Elevated levels of different serum enzymes, including ALP, ALT, AST and biochemical parameters such as bilirubin indicate abnormality of liver function [66]. These enzymes were monitored to ascertain the normal function of the liver. The significantly elevated serum enzyme shows the toxic response of arthritis in experimental rats (Table 8). High levels of AST, ALT and ALP as well as creatinine and low level of albumin in arthritic rat clearly denote hepatic injuries that were restored in test groups. Hepatic damage is associated with enhanced generation of ROS in hepatocytes that cause cellular death due to DNA damage, protein oxidation and lipid peroxidation. Polyphenole abundance imparts I. batatas an ability to scavenge free radicals, which ultimately reduces ROS and hepatocellular death. Batool et al. [42] also mentioned that polyphenols imparts hepatoprotective potential to the plants.

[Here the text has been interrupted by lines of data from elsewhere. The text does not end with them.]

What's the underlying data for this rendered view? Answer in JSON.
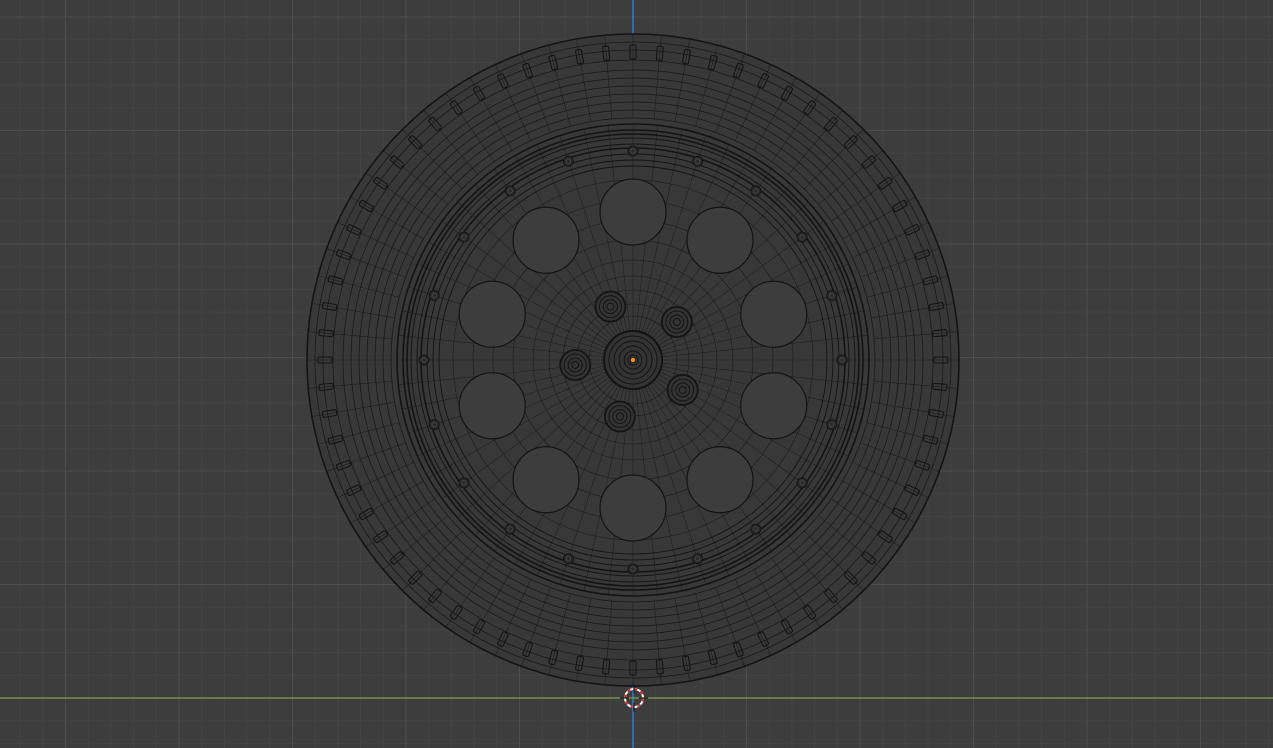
{
  "viewport": {
    "view": "front-orthographic",
    "shading": "wireframe",
    "background_color": "#3d3d3d",
    "grid_minor_color": "#444444",
    "grid_major_color": "#4d4d4d",
    "x_axis_color": "#7fa34a",
    "z_axis_color": "#3a83c9",
    "wire_color": "#141414",
    "origin_color": "#ff8c1a",
    "cursor_color": "#c83232"
  },
  "object": {
    "type": "wheel",
    "tire_tread_blocks": 72,
    "rim_bolts": 20,
    "rim_holes": 10,
    "lug_nuts": 5
  },
  "icons": {
    "cursor": "3d-cursor-icon",
    "origin": "object-origin-icon"
  }
}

Endogenous antioxidant enzymes, including CAT, POD and SOD protect the oxidation induced cartilage destruction in inflammatory conditions such as rheumatoid arthritis. Inconsistency of the oxidative system in arthritis promotes and intensifies cellular response and increase the destruction of cartilage and bone [33]. When ROS establishes a stress condition, endogenous antioxidants provide protection against the invading free radicals to cope the stressed situation. Administration of an exogenous antioxidant source like I. batatas not only scavenges abundant free radicals by oxidizing them but also restore the amount of natural antioxidants. In this study, the enormous production of free radicals with the help of CFA generated an oxidative stress that extensively damaged the liver. This reduced the expression of antioxidative enzymes in arthritic control. On the other hand, polyphenol rich I. batatas extracts provided a fine line of defense to the rat liver against ROS. The current study is in agreement to the findings of Khan et al. [67] and Kazmi et al. [68]. Moreover, I. batatas extracts provided significant inhibition of free radicals in vitro, which fortifies their capabilities to provide a better line of defense in in vivo. I. batatas extracts are rich in antioxidant compounds that are the major factors of its ability to scavenge the blend of free radicals continuously produced in disease condition like arthritis and provide a real time protection.

All the phytochemical, in vitro and in vivo results clearly depict the therapeutic worth of I. batatas extracts against inflammatory disorder like arthritis. It strongly lessened the inflammation, increased thresholds of pain, enhanced the levels of endogenous enzymes, maintained normal blood profile and upheld the levels of liver and kidney enzymes.

Conclusion

Multi-mode phytochemical and pharmacological evaluation of I. batatas L. Lam. justifies its medicinal worth as a potential agent for curing acute and chronic inflammatory arthritis. High quantity of potent polyphenols along with massive quantity of dietary components makes this food plant a safe and effective candidate in therapeutic rivalry of finding newer potential agents. The histological restoration, body weight and organ weight index stabilization, hematological and biochemical repair as well as endogenous enzymes revitalization clearly defend the benefit of I. batatas in arthritis condition. High percentage of inflammation inhibition by the roots of I. batatas clearly suggests detailed evaluation of the plant at molecular level. The plant already in use as an antiinflammatory agent in folk medicine is for the first time investigated and presented as an effective antiarthritic agent with good recovery from acute and chronic stages of the disease.